Head of TokoMall by TokoCrypto, Thelvia Vennieta, mengatakan, pada dasarnya untuk segala jenis yang masih di tahap awal seperi NFT, apalagi bisnis teknologi, yang penggunaannya belum banyak dipahami orang, pasti rentan terhadap penipuan. Hal itu karena belum banyak user mengerti pemanfaatannya, sehingga menjadi celah bagi para pelaku kriminal.
Salah satu cara mencegah terjadinya penipuan yakni baik collector maupun creator NFT harus benar-benar paham untuk memanfaatkan teknologi ini, terutama wallet atau dompet digital cryptocurrency. Thelvia menjelaskan, wallet untuk NFT pada umumnya untuk crypto, konsepnya ini adalah terdesentralisasi, di mana tidak memerlukan data pribadi yang diinput untuk mempunyai wallet ini.

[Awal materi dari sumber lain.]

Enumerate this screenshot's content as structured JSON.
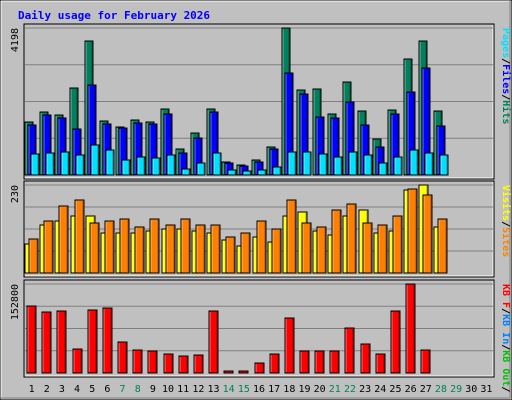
{
  "chart_data": {
    "type": "bar",
    "title": "Daily usage for February 2026",
    "days": [
      "1",
      "2",
      "3",
      "4",
      "5",
      "6",
      "7",
      "8",
      "9",
      "10",
      "11",
      "12",
      "13",
      "14",
      "15",
      "16",
      "17",
      "18",
      "19",
      "20",
      "21",
      "22",
      "23",
      "24",
      "25",
      "26",
      "27",
      "28",
      "29",
      "30",
      "31"
    ],
    "weekend_days": [
      "7",
      "8",
      "14",
      "15",
      "21",
      "22",
      "28",
      "29"
    ],
    "colors": {
      "background": "#c0c0c0",
      "title": "#0000ff",
      "hits": "#00805c",
      "files": "#0000ff",
      "pages": "#00e0ff",
      "visits": "#ffff00",
      "sites": "#ff8000",
      "kb_in": "#0080ff",
      "kb_out": "#00c000",
      "kb_f": "#ff0000",
      "weekday_label": "#000000",
      "weekend_label": "#00805c"
    },
    "panels": [
      {
        "id": "hits_files_pages",
        "ymax": 4198,
        "tick_label": "4198",
        "right_label": [
          {
            "text": "Pages",
            "color": "#00e0ff"
          },
          {
            "text": "/",
            "color": "#000000"
          },
          {
            "text": "Files",
            "color": "#0000ff"
          },
          {
            "text": "/",
            "color": "#000000"
          },
          {
            "text": "Hits",
            "color": "#00805c"
          }
        ],
        "series": [
          {
            "name": "Hits",
            "values": [
              1520,
              1800,
              1720,
              2490,
              3820,
              1550,
              1380,
              1580,
              1500,
              1890,
              750,
              1200,
              1880,
              380,
              280,
              420,
              800,
              4198,
              2420,
              2460,
              1750,
              2650,
              1830,
              1020,
              1860,
              3300,
              3830,
              1830,
              0,
              0,
              0
            ]
          },
          {
            "name": "Files",
            "values": [
              1420,
              1700,
              1640,
              1300,
              2560,
              1450,
              1350,
              1480,
              1450,
              1740,
              630,
              1060,
              1800,
              330,
              250,
              370,
              740,
              2920,
              2310,
              1650,
              1630,
              2080,
              1430,
              800,
              1730,
              2360,
              3050,
              1410,
              0,
              0,
              0
            ]
          },
          {
            "name": "Pages",
            "values": [
              600,
              620,
              650,
              560,
              870,
              700,
              420,
              520,
              480,
              560,
              170,
              340,
              640,
              150,
              100,
              150,
              230,
              660,
              650,
              610,
              500,
              660,
              570,
              350,
              520,
              700,
              640,
              580,
              0,
              0,
              0
            ]
          }
        ]
      },
      {
        "id": "visits_sites",
        "ymax": 230,
        "tick_label": "230",
        "right_label": [
          {
            "text": "Visits",
            "color": "#ffff00"
          },
          {
            "text": "/",
            "color": "#000000"
          },
          {
            "text": "Sites",
            "color": "#ff8000"
          }
        ],
        "series": [
          {
            "name": "Visits",
            "values": [
              75,
              125,
              135,
              150,
              150,
              105,
              105,
              105,
              110,
              115,
              115,
              110,
              105,
              85,
              70,
              95,
              80,
              150,
              160,
              110,
              100,
              150,
              165,
              105,
              110,
              216,
              230,
              120,
              0,
              0,
              0
            ]
          },
          {
            "name": "Sites",
            "values": [
              90,
              136,
              175,
              190,
              130,
              135,
              140,
              120,
              140,
              125,
              140,
              125,
              125,
              95,
              105,
              135,
              115,
              190,
              130,
              120,
              165,
              180,
              130,
              125,
              150,
              220,
              205,
              142,
              0,
              0,
              0
            ]
          }
        ]
      },
      {
        "id": "kbytes",
        "ymax": 152800,
        "tick_label": "152800",
        "right_label": [
          {
            "text": "KB F",
            "color": "#ff0000"
          },
          {
            "text": "/",
            "color": "#000000"
          },
          {
            "text": "KB In",
            "color": "#0080ff"
          },
          {
            "text": "/",
            "color": "#000000"
          },
          {
            "text": "KB Out",
            "color": "#00c000"
          },
          {
            "text": "/",
            "color": "#000000"
          }
        ],
        "series": [
          {
            "name": "KB F",
            "values": [
              115000,
              104000,
              106000,
              42000,
              108000,
              112000,
              53000,
              39000,
              38000,
              33000,
              30000,
              31000,
              106000,
              4000,
              4000,
              17000,
              33000,
              95000,
              38000,
              38000,
              38000,
              78000,
              50000,
              33000,
              106000,
              152800,
              40000,
              0,
              0,
              0,
              0
            ]
          }
        ]
      }
    ]
  }
}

Kemudian, karena transaksi NFT atau crypto menggunakan wallet digital, Thelvia mengingatkan para collector dan creator untuk tidak sembarangan mengoneksi wallet dengan situs apa pun yang tidak dikenal atau pihak-pihak yang mengirim chat secara pribadi meminta koneksi e-wallet kita. Dia juga meminta collector berhati-hati saat membeli karya.
"Kadang mungkin banyak project-project NFT yang menjanjikan macam-macam kegunaannya dan menjanjikan macam-macam benefit, kita harus lihat kembali, kita harus lakukan riset sendiri untuk mengetahui siapa sih orang-orang di balik project ini. Komunitasnya seperti apa, histori project yang mereka buat bagaimana," jelasnya.